Acid reflux is a condition that occurs when acid and other gastric contents from the stomach flow backward (refluxes) into the esophagus through the lower esophageal sphincter, which when healthy, serves as a valve. Sometimes, this sphincter can become weak or damaged, allowing acid, digestive enzymes and sometimes food particles to “escape” from the stomach and re-enter the esophagus, causing pain and burning sensations. Chronic acid reflux is also referred to as GERD (gastroesophageal reflux disease), and without proper care, it can cause erosion and sores in the esophagus, increasing the risk of developing esophageal cancer. In addition to stomach pain, heartburn and belching, reflux can also cause symptoms like persistent coughing, hoarseness, and sore throat, referred to as LPR (laryngopharyngeal reflux).

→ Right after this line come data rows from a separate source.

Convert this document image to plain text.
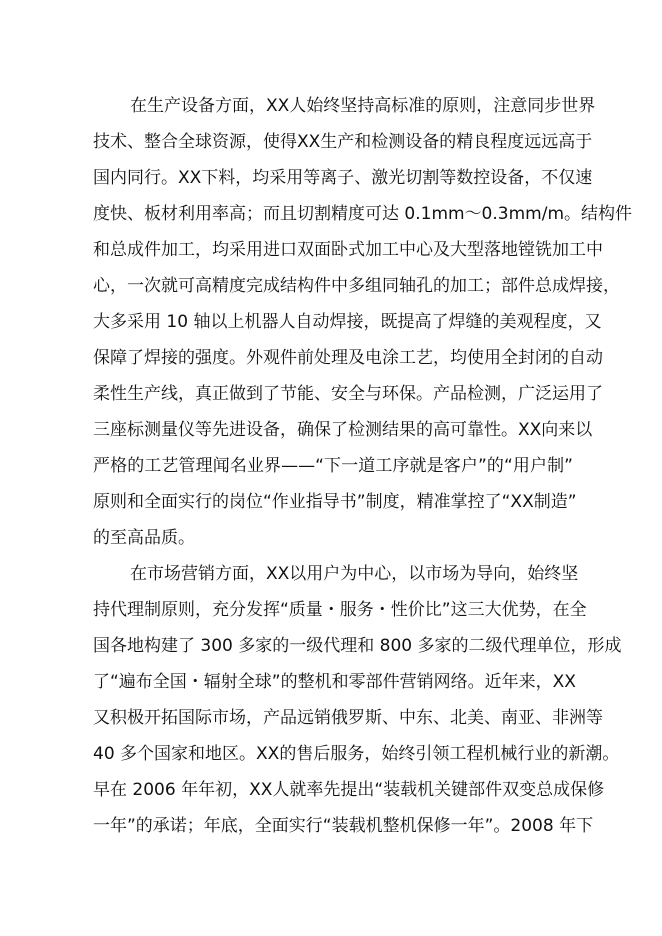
在生产设备方面，XX人始终坚持高标准的原则，注意同步世界
技术、整合全球资源，使得XX生产和检测设备的精良程度远远高于
国内同行。XX下料，均采用等离子、激光切割等数控设备，不仅速
度快、板材利用率高；而且切割精度可达 0.1mm～0.3mm/m。结构件
和总成件加工，均采用进口双面卧式加工中心及大型落地镗铣加工中
心，一次就可高精度完成结构件中多组同轴孔的加工；部件总成焊接，
大多采用 10 轴以上机器人自动焊接，既提高了焊缝的美观程度，又
保障了焊接的强度。外观件前处理及电涂工艺，均使用全封闭的自动
柔性生产线，真正做到了节能、安全与环保。产品检测，广泛运用了
三座标测量仪等先进设备，确保了检测结果的高可靠性。XX向来以
严格的工艺管理闻名业界——“下一道工序就是客户”的“用户制”
原则和全面实行的岗位“作业指导书”制度，精准掌控了“XX制造”
的至高品质。
在市场营销方面，XX以用户为中心，以市场为导向，始终坚
持代理制原则，充分发挥“质量・服务・性价比”这三大优势，在全
国各地构建了 300 多家的一级代理和 800 多家的二级代理单位，形成
了“遍布全国・辐射全球”的整机和零部件营销网络。近年来，XX
又积极开拓国际市场，产品远销俄罗斯、中东、北美、南亚、非洲等
40 多个国家和地区。XX的售后服务，始终引领工程机械行业的新潮。
早在 2006 年年初，XX人就率先提出“装载机关键部件双变总成保修
一年”的承诺；年底，全面实行“装载机整机保修一年”。2008 年下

Typical symptoms of reflux including stomach pain, heartburn and regurgitation are usually the first clues. Upper endoscopy, described in further detail elsewhere, can help identify the injury seen in acid reflux. Other studies used to diagnose GERD and LPR include upper GI series or esophagogram in which liquid contrast is swallowed and visualized on X-Rays, as well as pH monitoring.
pH Monitoring is a state-of-the-art diagnostic system used to evaluate patients with symptoms of acid reflux to provide an accurate diagnosis that can help guide treatment. During monitoring, a tiny, flexible probe is placed at the back of the throat to measure pH. The probe is worn for a specific period of time, gathering data that can be very helpful in identifying and managing GERD and reflux. The probe can be inserted right in the office, and because it is so tiny, it doesn’t interfere with swallowing or talking. The unique design and positioning of the probe help eliminate “false positives” so patients can feel confident they’ll receive the most appropriate care for their needs, and the probe can detect and measure pH in liquid as well as exhaled breath (including GERD-related coughing) for greater accuracy.
Mild acid reflux may be treated by eliminating foods known to cause symptoms, and there are several medications that can be used to neutralize or control stomach acid production. More advanced cases of GERD caused by extensive damage or weakening of the lower esophageal sphincter may require surgery to repair the sphincter and prevent stomach juices from flowing back into the esophagus so symptoms are relieved and more serious risks such as Barrett’s metaplasia (pre-cancerous changes) and cancer can be prevented.